As a student at Antioch College in Ohio, Saul became interested in archaeology and considered changing his career plans. But after meeting Margaret Mead at a lecture, he was dissuaded. “I’ve been locked up in a museum my entire career and I hate it,” she told him. So Saul returned to his original goal and set himself the task of composing one 20-line poem a day. “It didn’t have to make sense and it didn’t have to be pretty and it didn’t have to be interesting. But it had to be technically correct,” he recalls. “And I only gave myself 20 minutes to do it.”

He did not, however, apply himself quite so methodically to his other studies. After attending four colleges in five years, Saul finally quit academia in 1965 without a degree. Then came odd jobs as a technical writer, pulp magazine editor and the first male Western Girl (similar to a Kelly Girl) in San Francisco.

By 1973, Saul was an administrator of a Seattle drug and alcohol rehabilitation program. At night he was busy crafting comic murder mysteries, but life as an unpublished writer was wearing thin. “Between the ages of 30 and 35 you really start to lose your dignity badly when you say you’ve been trying to be a writer for 15 years,” says Saul, who was 31 at that time. “I finally thought that by the time I was 35, I would no longer be a struggling writer, I’d be a failed writer.” But before he hit that mark, a New York agent named Jane Berkey suggested that Saul try “writing to the market.” He made that fateful trip to the grocery store, knocked off the outline for Suffer the Children, got a signed contract and wrote the book in 28 days. It was published just weeks before his 35th birthday.

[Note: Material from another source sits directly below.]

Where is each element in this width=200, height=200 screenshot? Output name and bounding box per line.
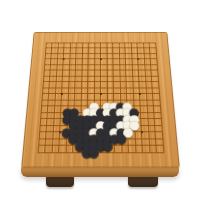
board-side	[21, 166, 179, 177]
go-board: ●●●●●●●●●●●●●●●●●●●●●●●●●●●●●●●●●●●●●●●●…	[21, 32, 180, 167]
go-board-photo: ●●●●●●●●●●●●●●●●●●●●●●●●●●●●●●●●●●●●●●●●…	[0, 0, 200, 200]
stones-layer: ●●●●●●●●●●●●●●●●●●●●●●●●●●●●●●●●●●●●●●●●…	[34, 40, 167, 156]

Suddenly, John Saul had found his niche. He may have the habits of a small businessman, but Saul has the instincts of a natural storyteller. “He creates characters all of us can identify with,” says his Bantam editor, Linda Grey. “He places them in situations that very often reflect things that are primal within us—fears or challenges we might not want to admit we have. And he does it so accurately that he hits home.” Teenagers, who like the fact that Saul often writes about children and family dynamics, are Saul’s biggest fans.

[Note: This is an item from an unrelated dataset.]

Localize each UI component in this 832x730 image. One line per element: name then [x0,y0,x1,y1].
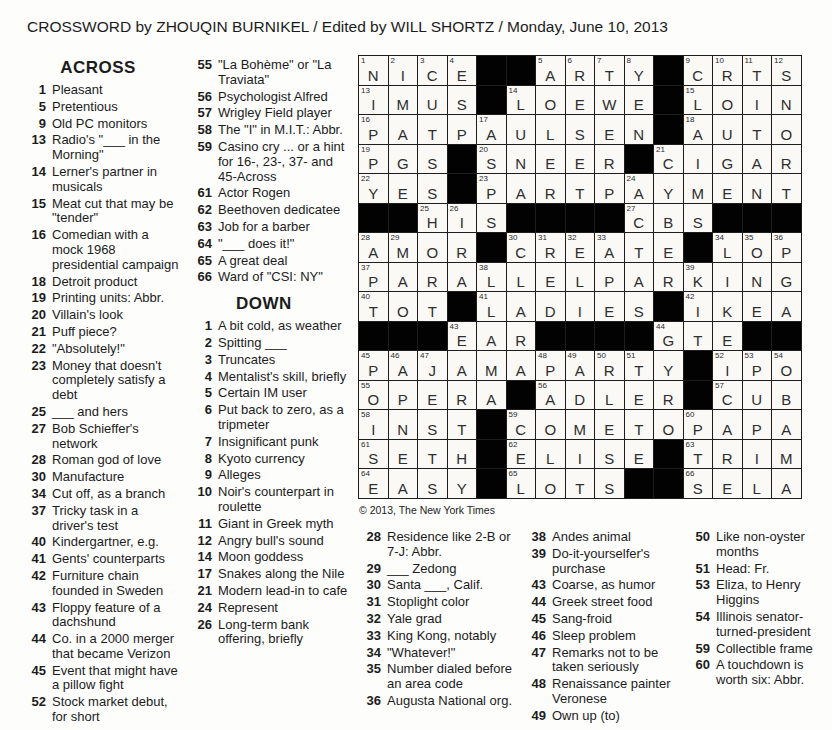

And how does Saul explain his success? “I’m a chicken,” he says. “I think it takes a coward to write scary stuff, because if you’re not afraid of anything, how are you going to know what’s scary?” He develops book ideas, he says, by writing ” ‘what if sentences.” Cry for the Strangers, for example, began with the question, “What if a combination of high winds and pounding surf could affect bio-rhythms?” While he ponders such questions, Saul likes to drive his BMW. When he gets to the outline stage, he seeks advice on character and motivation from Michael Sack, 42, a clinical psychologist who has been his companion for 14 years.

Enjoying the panoramic view of Seattle from his luxurious 30th-floor condo or slicing along Puget Sound on his motor yacht, Saul wastes no time pondering the two big “what ifs” in his own life: What if he’d never met Margaret Mead? Or Jane Berkey?